Die Osterweiterung der Europäischen Union steht vor der Tür, bis zur polnischen Grenze sind es keine achtzig Kilometer. Doch in Berlin blickt man NOCH IMMER Richtung Westen. Dabei kann man es überall hören und sehen: Die Osteuropäisierung steht in vollem Gange. Aber anstatt die Chancen einer Grenzstadt zum Osten zu begreifen, zieht man in Berlin lieber neue Grenzen. Schon ist von der Häßlichkeit des Ostens die Rede und von der »Zivilisation«, die es gegen den Ansturm der »neuen Barbaren« zu verteidigen gelte. Aus der Frontstadt Berlin ist die Frontier Town geworden.Doch wer, fragt Uwe Rada in diesem Buch, ist hier eigentlich barbarisch? Die, die den Westen beim Wort nehmen? Oder die, die aus dem Osten nichts als einen Angriff auf ihre »zivilen« Errungenschaften erwarten? Fragen, die angesichts eines wieder in die Diskussion gekommenen »Kampfes der Kulturen« aktueller sind denn je.
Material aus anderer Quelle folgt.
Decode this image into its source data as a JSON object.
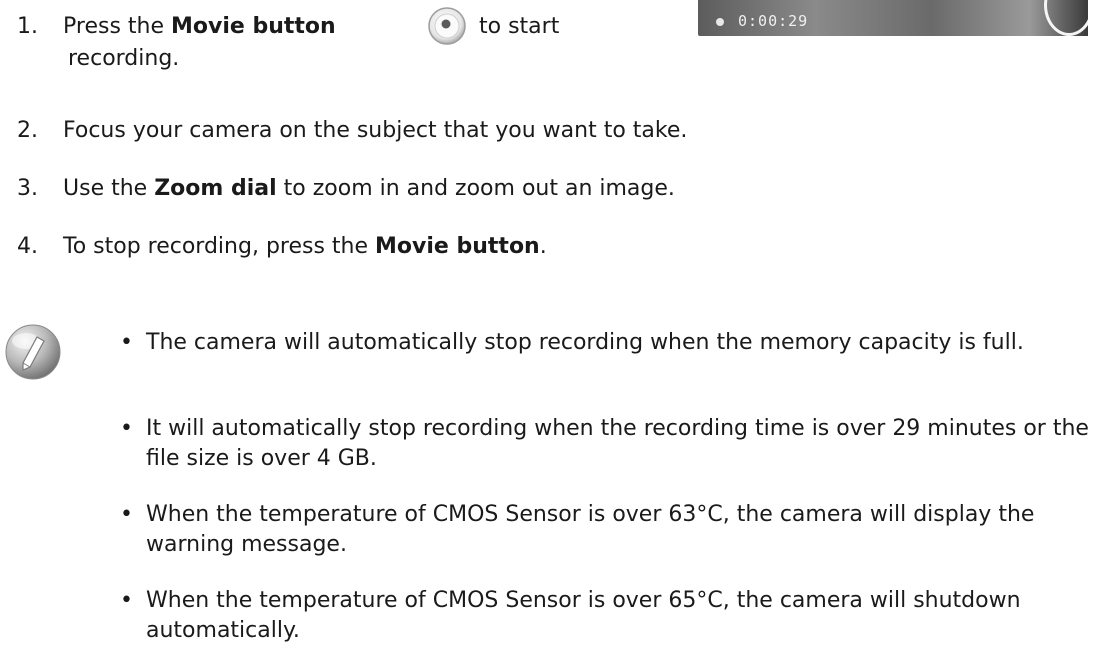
{
  "camera_preview": {
    "time": "0:00:29"
  },
  "steps": [
    {
      "number": "1.",
      "line1_pre": "Press the ",
      "line1_bold": "Movie button",
      "line1_post": "to start",
      "line2": "recording."
    },
    {
      "number": "2.",
      "text": "Focus your camera on the subject that you want to take."
    },
    {
      "number": "3.",
      "pre": "Use the ",
      "bold": "Zoom dial",
      "post": " to zoom in and zoom out an image."
    },
    {
      "number": "4.",
      "pre": "To stop recording, press the ",
      "bold": "Movie button",
      "post": "."
    }
  ],
  "notes": [
    "The camera will automatically stop recording when the memory capacity is full.",
    "It will automatically stop recording when the recording time is over 29 minutes or the file size is over 4 GB.",
    "When the temperature of CMOS Sensor is over 63°C, the camera will display the warning message.",
    "When the temperature of CMOS Sensor is over 65°C, the camera will shutdown automatically."
  ],
  "bullet_char": "•"
}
Frankfurter Allgemeine Zeitung | Besprechung von 30.11.2001Schmutzig, häßlich, roh
Gen Osten: Uwe Rada beschreibt verpaßte Hauptstadtchancen
Das "Stadtforum", jene zum Plauderstündchen erodierte Diskussionsveranstaltung von Senators Gnaden, trifft sich in diesem Herbst nicht ein oder zwei, sondern gleich drei Mal, um über Berlin und den "Osten" zu verhandeln. "Osten" bezeichnet dabei, etwa so wie "11. September", einen Sachverhalt, der sich genauer Klassifizierung entzieht: Im "Osten" ist alles anders. Gewisse Diskursgrundlagen aber ließen sich mit dem humanistischen Bildungsmarschgepäck schaffen, denn bereits Tacitus hatte sich mit der terra incognita beschäftigt: "schmutzig, häßlich, roh und abstoßend" sind die Attribute, mit denen er germanische Stämme versieht; über deren einen, so weiß der antike Historiker zu berichten, munkelte man gar, daß sie "Antlitz und Mienen von Menschen, jedoch Rumpf und Glieder von Tieren haben." "Ich lasse das als unverbürgt auf sich beruhen" spricht Tacitus im letzten Satz und steigert damit nicht unbedingt die Reiselust der auf sich selbst gestellten Leser. Dennoch hat sich einer unter ihnen aufgemacht, ist in den "Osten" aufgebrochen, kam glücklich zurück, machte ein Buch daraus - und wird dafür nun vom Stadtforum ignoriert.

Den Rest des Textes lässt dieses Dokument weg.